US crude exports set a fresh record in May, averaging 5.6 Mbd, but the composition of those barrels tells just as interesting a story as the headline figure itself.
Historically, Corpus Christi and Houston dominate US crude exports, together accounting for roughly 85% of outbound volumes, largely consisting of light sweet shale barrels. In May, however, their combined share fell to just 70%, despite overall exports reaching all-time highs. This confirms what we have highlighted previously: Corpus Christi continues to face pipeline constraints, while Houston remains constrained by dock capacity.
The growth instead came from less prolific sources. Exports from US ports outside Corpus Christi and Houston surged to 1.6 Mbd during May, supported primarily by Strategic Petroleum Reserve (SPR) releases and elevated Gulf of Mexico (GoM) grade exports:

Source: Kpler
According to EIA data, approximately 58 Mbbls of crude have been released from the SPR since late March. Roughly one third of those barrels have been exported, with Europe emerging as the primary destination. The SPR barrels comprise five different grades sourced from multiple storage caverns, providing refiners with a broader slate of medium and sour crude grades, in contrast to what is available from US shale production.

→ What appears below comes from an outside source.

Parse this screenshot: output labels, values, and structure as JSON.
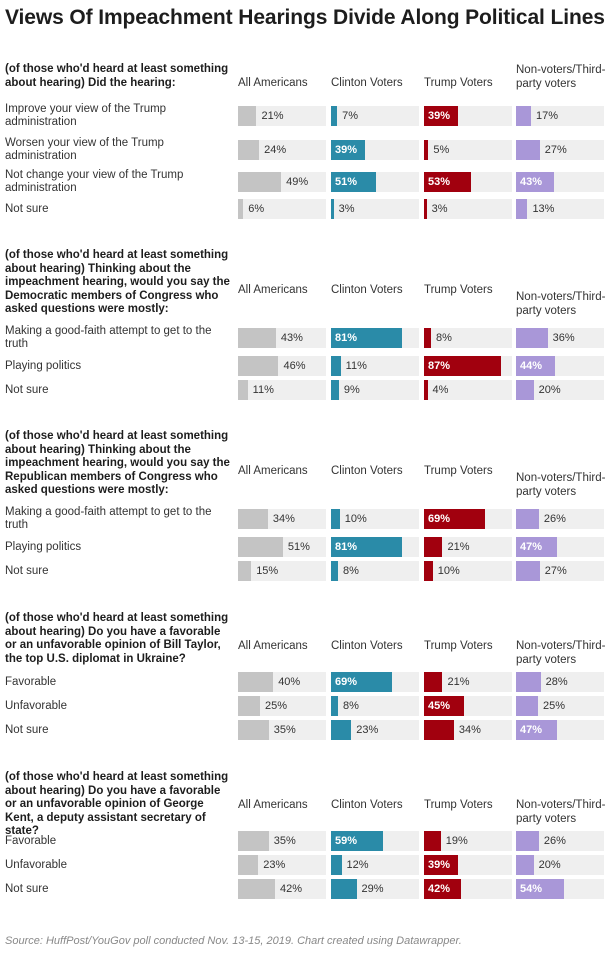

At the same time, Gulf of Mexico exports have accelerated sharply. More than 28 Mbbls of GoM crude were exported during the last two months, approximately three times the normal pace. Unlike SPR barrels, these volumes have been distributed relatively evenly between Europe and Asia.
The relationship between these two flows appears significant. SPR barrels are being consumed by US Gulf Coast refiners, effectively displacing domestically produced offshore crude and freeing up those GoM barrels for export markets. This dynamic has boosted US exports to a record monthly pace. However, the sustainability of these export levels is increasingly questionable with SPR releases set to slow and inventories drawing.

Source: Kpler
Total US crude inventories have fallen by 86 Mbbls since late March, including a substantial 28 Mbbl draw over the last two weeks as refinery runs increase ahead of peak summer driving season. Inventory depletion is becoming particularly acute at Cushing, where stocks continue to trend toward historically low levels: our latest drone data for the week ending Friday 5 June indicates Cushing has drawn another 1.4 Mbbls this week – within a few million barrels of operationally low levels.
The strength of US hydrocarbon exports extends beyond crude. Compared with May 2025, crude exports last month were higher by 2 Mbd, while LPG and refined product exports were each up approximately 500 kbd. The combined impact is placing significant pressure on domestic inventory balances – although LPG inventories remain comparatively comfortable. Given the backdrop of draining inventories and Brent spreads tightening versus WTI benchmarks, our predictive indicator suggests the pace of US crude exports in June is going to be closer to pre-conflict levels, rather than the exceptional rates recorded over the last two months.